Paddington the movie in Dubai

Time Out assesses Paddington the bear’s enduring appeal


As Paddington gets the big-screen treatment after 50 years, Cath Clarke assesses the bear’s enduring appeal.

In a recent survey, half of the UK’s adults said they still have their childhood teddies. As I type, a handsome brute called Panda sits on the shelf next to my desk. Being a bear monogamist, I have never paid much attention to Paddington, who this week stars in his first ever live-action film. So what’s a little brown bear from darkest Peru got that Panda hasn’t? Aside from a snug duffel coat and book sales of more than 35 million, that is.

Cover your ears, Panda: Paddington is London’s favourite bear. Just before the 2012 Olympics in the city, a British newspaper took Paddington writer Michael Bond to be photographed next to the bronze statue of his creation at Paddington station. Unexpectedly, he was mobbed by commuters: fans in their 20s and 30s tripped over luggage to get a look at the man behind the character. Bond himself was 28 when he wrote the first Paddington book, describing how Mr and Mrs Brown find a bear with a rumble in his tummy and a label around his neck reading: ‘Please look after this bear, thank you.’

The new film’s director, Paul King, a lifelong Paddington admirer, believes it’s that sign that makes Paddington so lovable. ‘It’s a flash of genius,’ he says. ‘There’s something powerful in that need for help in the big wide world, even for small children who haven’t had to travel around the world like Paddington has. We’ve all been separated from our mums in the supermarket. Or gone to stay at our grandparents, where things are a bit different: the toothpaste tastes funny. Being in an alien world is universal. That’s why I love Paddington.’

Michael Bond’s daughter Karen (her dad is 88 and rarely gives interviews, although he’s still writing) tells me that wartime child evacuees inspired Paddington’s famous label. ‘It was not so long after the war that my dad wrote the first book,’ she says, ‘and he had memories of children with suitcases and labels around their necks being evacuated out of London.’ The biggest inspiration of all, however, came from the ‘real’ Paddington – a teddy bear Bond bought in Selfridges for his wife on Christmas Eve in 1956. The bear was alone on a shelf. ‘I couldn’t leave him there on his own over Christmas,’ Bond later told an interviewer. The next year, he sat down in front of his typewriter and wrote the story in ten days.

In 1975 the books were made into a much-loved animated television series for the BBC. And over the years producers have approached the Bonds about making a Paddington movie. The problem, Karen says, has always been the technology. ‘Paddington is a real bear, not a teddy bear, so it’s only with sophisticated CGI that it’s possible.’ They finally gave their blessing to producer David Heyman – the man who didn’t screw up the Harry Potter movies. Paddington stars alongside non-bear actors Hugh Bonneville and Sally Hawkins as the Browns, with Peter Capaldi as grumpy Mr Curry and Julie Walters as housekeeper Mrs Bird.
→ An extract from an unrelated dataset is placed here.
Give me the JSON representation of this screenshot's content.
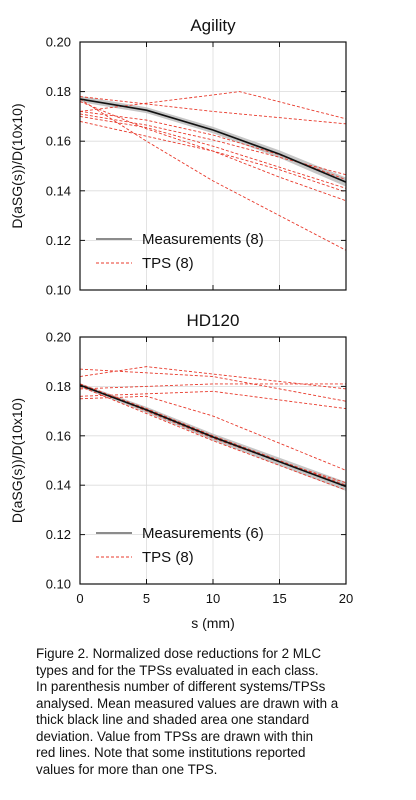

Paul King is best known as the man behind the camera of The Mighty Boosh and Come Fly with Me. He’s perfect, it turns out, bringing a bear-sized dose of giddy-aunt silliness to Paddington. One of the biggest headaches making the film, King tells me, was getting the bear’s look right. He took his animators to Whipsnade Zoo near Dunstable in Bedfordshire to study bear cubs and threw a bit of Oliver Twist in there: ‘I wanted a scruffy little urchin who looks like he’s been sleeping for a month on mail sacks. I didn’t want him to be too clean, a bear with a Hollywood smile.’

In June, the film made headlines with ‘Paddingtongate’: Colin Firth’s decision to consciously uncouple from the voice of Paddington. King says it was clear to everyone that it just wasn’t working. ‘Colin is far too much of a gentleman to quit anything, but he wasn’t comfortable.’ The problem – and there’s no way of sweetening this – is that Firth is simply too old. ‘He’s a big chap, six-foot-something, fortysomething, with a bassy voice,’ says King (Firth is actually 54).

Enter Ben Whishaw of the BBC’s The Hour and Skyfall fame. As soon as Whishaw’s name was mentioned, King was sold. ‘Ben is a strange cross between a human and a woodland creature anyway. If someone said to you, “Ben Whishaw was raised by wolves,” you’d go, “Of course!”’

Whishaw himself took some convincing. ‘I was the first to say, “I don’t think I’m right for this,”’ he explains down the phone from his agent’s office. ‘I’m not good at accents and voices.’ He gives me a few bear-like grunts and snuffles from his repertoire that suggests otherwise. What does he like about Paddington? ‘He’s trying to learn how to behave like a human, which I can relate to: “I’ve got to learn how to do things properly so people don’t think I’m weird.” He wants to do things correctly, but he’s a bear, so things tend to malfunction.’
Paddington is out in cinemas across Dubai from December 25.